Apabila dirata-rata, setiap hari ada 600.000 pesan yang tak dapat dipercaya dan 800.000 pesan yang disebarkan robot di Twitter terkait Covid-19. Besarnya informasi bohong di Twitter tentang Covid-19 tersebut menunjukkan cepat dan mudahnya sebuah misinformasi beredar di internet.
Untuk menangkal infodemik, Laras menyarankan agar seseorang lebih kritis dalam mengenali informasi yang belum jelas asal-usulnya. Segala informasi yang beredar lewat pesan berantai perlu diketahui sumbernya dari mana, apakah informasinya logis dan juga koheren.
Laras pun belakangan rajin mengidentifikasi pesan berantai yang ternyata hoaks atau dinilai sebagai disinformasi. Ketika menemukan pesan berantai, pertama, dia menyarankan agar segera memeriksa sumber berita. Biasanya, sebuah pesan berantai yang berupa berita turut menyertakan sumber tautan berita.
Apabila tidak ada tautan berita, Anda patut curiga bahwa berita itu adalah kabar bohong. Ada beberapa kanal media massa arus utama yang dapat dipercaya, ada pula yang berasal dari situs milik pemerintah dengan domain khusus .gov.id (government).
Kedua, waspadai konten pesan berantai dengan ikon panah ganda. Ikon itu menandai sebuah pesan yang mungkin telah banyak diteruskan (forward) oleh banyak orang sehingga mungkin akan sulit mencari kebenaran informasinya.
Ketiga, banyaknya penggunaan kata-kata yang berlebihan, bombastis, serta cetak tebal di dalam pesan berantai. Hal yang tidak ketinggalan pula adalah kata-kata ”info dari grup sebelah” serta seruan untuk menyebarkan pesan tersebut ke kerabat lain.
”Dari sejumlah pesan yang saya amati, tiga karakteristik di atas paling mencerminkan bahwa info tersebut adalah hoaks. Kalau masih ragu, coba cari kebenaran informasi tersebut melalui situs pencari Google,” kata Laras.
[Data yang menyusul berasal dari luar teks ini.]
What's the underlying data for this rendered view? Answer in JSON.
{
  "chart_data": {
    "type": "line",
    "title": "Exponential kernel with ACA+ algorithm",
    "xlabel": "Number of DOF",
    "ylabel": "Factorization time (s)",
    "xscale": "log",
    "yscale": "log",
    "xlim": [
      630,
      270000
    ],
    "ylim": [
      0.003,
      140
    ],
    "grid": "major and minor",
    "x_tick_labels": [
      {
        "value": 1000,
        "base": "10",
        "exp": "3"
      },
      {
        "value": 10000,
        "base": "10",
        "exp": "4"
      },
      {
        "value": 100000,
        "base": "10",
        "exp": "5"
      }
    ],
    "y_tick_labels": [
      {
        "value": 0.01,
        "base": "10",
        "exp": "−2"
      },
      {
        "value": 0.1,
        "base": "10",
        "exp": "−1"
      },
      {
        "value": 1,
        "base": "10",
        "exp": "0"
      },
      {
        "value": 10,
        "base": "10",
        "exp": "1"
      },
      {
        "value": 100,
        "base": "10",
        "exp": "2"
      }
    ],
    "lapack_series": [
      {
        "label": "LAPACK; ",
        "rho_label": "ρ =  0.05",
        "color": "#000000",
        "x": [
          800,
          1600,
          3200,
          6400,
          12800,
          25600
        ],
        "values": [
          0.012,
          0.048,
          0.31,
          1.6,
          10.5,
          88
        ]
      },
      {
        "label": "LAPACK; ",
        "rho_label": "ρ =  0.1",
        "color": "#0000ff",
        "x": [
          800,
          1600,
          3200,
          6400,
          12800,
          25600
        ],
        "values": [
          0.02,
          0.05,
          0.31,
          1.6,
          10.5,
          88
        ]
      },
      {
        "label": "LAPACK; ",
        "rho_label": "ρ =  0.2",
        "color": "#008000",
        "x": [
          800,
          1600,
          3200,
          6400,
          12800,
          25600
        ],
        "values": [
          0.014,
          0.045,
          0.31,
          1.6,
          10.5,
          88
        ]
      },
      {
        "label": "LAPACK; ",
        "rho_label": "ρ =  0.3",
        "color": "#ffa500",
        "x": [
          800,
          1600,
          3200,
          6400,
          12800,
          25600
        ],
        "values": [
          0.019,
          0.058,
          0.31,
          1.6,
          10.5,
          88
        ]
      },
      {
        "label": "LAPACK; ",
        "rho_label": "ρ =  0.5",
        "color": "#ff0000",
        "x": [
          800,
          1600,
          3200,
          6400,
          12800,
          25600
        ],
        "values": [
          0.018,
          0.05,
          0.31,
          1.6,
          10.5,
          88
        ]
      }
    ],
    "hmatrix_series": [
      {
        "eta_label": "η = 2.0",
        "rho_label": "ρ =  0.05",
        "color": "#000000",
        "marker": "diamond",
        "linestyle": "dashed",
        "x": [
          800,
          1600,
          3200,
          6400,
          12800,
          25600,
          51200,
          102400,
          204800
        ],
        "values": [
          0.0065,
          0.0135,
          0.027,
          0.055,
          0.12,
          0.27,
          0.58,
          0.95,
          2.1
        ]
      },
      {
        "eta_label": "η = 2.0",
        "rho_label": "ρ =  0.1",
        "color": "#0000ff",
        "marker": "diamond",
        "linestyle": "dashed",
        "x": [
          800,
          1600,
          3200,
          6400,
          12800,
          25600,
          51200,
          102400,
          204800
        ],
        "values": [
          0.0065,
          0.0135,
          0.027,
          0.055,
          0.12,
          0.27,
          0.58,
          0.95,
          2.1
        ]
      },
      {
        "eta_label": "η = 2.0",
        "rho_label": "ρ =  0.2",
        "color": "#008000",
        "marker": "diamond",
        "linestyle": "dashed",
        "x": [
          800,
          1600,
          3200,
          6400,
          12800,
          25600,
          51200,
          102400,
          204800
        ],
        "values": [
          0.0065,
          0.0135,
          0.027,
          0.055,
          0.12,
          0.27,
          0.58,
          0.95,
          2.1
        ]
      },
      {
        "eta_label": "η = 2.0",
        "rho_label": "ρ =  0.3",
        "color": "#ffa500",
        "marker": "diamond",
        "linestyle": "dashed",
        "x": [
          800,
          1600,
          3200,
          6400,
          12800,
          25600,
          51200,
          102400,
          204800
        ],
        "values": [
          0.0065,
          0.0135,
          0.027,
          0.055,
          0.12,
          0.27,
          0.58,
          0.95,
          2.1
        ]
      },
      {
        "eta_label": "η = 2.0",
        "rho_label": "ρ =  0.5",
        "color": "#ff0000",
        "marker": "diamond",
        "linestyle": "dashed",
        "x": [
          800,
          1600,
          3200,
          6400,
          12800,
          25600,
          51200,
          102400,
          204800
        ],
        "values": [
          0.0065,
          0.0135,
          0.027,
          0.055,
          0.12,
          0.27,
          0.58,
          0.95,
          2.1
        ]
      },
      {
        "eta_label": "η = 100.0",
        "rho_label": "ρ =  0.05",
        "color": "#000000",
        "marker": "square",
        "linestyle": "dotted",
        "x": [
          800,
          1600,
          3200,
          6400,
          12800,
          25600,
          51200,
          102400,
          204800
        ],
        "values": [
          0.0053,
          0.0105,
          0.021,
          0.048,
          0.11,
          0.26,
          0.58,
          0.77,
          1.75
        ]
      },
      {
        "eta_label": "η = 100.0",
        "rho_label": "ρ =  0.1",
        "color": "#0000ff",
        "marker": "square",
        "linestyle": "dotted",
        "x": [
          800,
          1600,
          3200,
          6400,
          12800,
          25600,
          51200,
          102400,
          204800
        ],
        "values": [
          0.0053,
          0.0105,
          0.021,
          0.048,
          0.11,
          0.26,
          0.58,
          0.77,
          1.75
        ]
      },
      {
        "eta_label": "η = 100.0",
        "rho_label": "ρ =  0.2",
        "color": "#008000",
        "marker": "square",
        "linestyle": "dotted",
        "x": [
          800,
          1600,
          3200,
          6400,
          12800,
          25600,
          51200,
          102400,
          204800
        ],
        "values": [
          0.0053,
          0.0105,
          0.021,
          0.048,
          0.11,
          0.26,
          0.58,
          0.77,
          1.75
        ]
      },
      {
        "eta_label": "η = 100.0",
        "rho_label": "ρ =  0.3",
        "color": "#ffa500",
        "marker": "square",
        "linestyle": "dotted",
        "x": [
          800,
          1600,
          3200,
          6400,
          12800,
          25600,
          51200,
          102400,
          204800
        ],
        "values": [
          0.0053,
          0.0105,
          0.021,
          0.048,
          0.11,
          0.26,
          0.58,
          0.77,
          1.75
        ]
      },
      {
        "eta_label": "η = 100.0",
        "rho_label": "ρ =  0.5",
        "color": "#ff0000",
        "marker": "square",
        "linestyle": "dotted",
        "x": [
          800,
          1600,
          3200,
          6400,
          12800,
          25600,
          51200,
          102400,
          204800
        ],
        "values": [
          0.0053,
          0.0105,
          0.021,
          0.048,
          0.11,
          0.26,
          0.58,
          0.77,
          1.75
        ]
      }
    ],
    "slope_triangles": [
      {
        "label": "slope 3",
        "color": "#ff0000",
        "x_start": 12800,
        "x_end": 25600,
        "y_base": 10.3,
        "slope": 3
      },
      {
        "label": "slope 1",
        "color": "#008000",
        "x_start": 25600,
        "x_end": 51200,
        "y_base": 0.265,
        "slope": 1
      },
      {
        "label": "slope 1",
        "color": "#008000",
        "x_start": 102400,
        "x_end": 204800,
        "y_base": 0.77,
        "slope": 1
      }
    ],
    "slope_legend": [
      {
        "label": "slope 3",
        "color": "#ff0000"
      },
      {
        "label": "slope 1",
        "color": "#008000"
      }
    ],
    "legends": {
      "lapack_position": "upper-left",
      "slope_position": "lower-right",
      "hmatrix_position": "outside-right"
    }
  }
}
Cara lain untuk memverifikasi kebenaran sebuah infodemik adalah memeriksa daftar laporan isu hoaks di situs Kemkominfo. Selain itu, Laras juga menyarankan sebaiknya membaca berita dari portal media massa aras utama yang bisa lebih dipertanggungjawabkan asas verifikasinya.
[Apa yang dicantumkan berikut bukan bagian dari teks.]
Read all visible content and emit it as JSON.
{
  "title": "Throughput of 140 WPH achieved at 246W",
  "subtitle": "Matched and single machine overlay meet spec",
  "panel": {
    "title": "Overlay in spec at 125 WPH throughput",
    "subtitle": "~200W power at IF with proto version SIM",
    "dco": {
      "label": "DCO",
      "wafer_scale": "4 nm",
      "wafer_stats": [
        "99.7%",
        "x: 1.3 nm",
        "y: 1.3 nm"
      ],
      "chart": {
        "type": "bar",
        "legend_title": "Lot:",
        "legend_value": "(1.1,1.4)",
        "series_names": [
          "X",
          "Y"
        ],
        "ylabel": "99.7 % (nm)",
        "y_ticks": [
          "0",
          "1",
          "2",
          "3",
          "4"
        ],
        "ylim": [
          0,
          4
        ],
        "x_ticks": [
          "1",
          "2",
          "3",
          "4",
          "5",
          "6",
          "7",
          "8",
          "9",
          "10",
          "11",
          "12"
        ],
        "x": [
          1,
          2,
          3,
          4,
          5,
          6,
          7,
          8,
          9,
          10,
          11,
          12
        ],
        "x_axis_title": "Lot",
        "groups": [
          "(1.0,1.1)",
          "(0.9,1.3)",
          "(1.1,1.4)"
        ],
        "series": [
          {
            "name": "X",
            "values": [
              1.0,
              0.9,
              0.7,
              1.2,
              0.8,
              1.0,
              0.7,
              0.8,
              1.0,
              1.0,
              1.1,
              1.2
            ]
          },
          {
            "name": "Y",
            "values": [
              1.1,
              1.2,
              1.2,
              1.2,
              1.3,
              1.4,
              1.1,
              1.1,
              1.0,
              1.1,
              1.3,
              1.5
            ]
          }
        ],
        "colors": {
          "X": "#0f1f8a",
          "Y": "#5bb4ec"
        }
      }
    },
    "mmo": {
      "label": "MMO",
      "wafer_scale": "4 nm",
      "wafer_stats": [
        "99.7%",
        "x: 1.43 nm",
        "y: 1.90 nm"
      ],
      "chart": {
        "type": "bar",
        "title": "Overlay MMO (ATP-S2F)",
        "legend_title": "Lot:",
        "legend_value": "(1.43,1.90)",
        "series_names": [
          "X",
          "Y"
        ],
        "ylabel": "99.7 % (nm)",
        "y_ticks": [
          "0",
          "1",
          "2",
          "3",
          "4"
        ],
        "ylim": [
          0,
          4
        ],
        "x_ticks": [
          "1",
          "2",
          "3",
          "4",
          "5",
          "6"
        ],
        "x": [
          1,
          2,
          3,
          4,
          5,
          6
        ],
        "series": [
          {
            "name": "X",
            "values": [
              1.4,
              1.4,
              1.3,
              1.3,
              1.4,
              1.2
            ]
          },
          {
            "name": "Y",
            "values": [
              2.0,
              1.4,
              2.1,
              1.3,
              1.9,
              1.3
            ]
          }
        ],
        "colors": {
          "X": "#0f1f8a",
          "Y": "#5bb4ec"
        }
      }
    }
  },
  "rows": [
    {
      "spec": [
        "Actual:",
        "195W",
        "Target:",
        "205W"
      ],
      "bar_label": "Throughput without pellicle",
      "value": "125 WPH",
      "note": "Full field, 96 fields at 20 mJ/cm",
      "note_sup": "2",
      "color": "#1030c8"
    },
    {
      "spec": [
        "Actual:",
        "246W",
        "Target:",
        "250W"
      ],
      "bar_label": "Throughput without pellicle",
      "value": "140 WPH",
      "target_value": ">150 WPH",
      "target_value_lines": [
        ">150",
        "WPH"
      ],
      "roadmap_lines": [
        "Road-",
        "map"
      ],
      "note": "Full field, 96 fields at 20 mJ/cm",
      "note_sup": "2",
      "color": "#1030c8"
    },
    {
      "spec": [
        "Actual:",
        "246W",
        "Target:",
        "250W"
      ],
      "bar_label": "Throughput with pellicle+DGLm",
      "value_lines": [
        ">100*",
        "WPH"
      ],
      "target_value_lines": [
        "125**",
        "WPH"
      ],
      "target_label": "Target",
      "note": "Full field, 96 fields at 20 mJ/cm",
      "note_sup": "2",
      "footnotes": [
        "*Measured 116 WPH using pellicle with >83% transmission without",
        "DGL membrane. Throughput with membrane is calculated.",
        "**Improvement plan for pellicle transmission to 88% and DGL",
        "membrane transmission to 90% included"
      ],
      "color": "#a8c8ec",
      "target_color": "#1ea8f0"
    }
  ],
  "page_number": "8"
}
Peneliti komunikasi dan budaya digital Universitas Indonesia, Firman Kurniawan, mengatakan, kemunculan infodemik juga perlu diantisipasi dengan gerakan masyarakat yang memiliki pemahaman mengenai pencegahan dan penanganan Covid-19.
”Selain memiliki pemahaman yang cukup, mereka juga diharapkan dapat menjelaskan secara proporsional dan jelas, punya follower yang banyak,” kata Firman.
Hal semacam ini pun dilakukan oleh sejumlah pegiat dalam platform Kawal COVID19 yang dapat diakses melalui situs http://kawacovid19.id. Kawal COVID19 juga dapat diakses melalui akun media sosial KawalCOVID19 di Facebook dan Twitter.
Kendati berbagai kanal verifikasi antihoaks telah diciptakan, setiap orang mesti menjadi filter informasi bagi diri mereka sendiri. Ungkapan ”saring sebelum sharing” pun menjadi hal mutlak agar hoaks tidak mudah menyebar. Kini, jari Anda yang menentukan.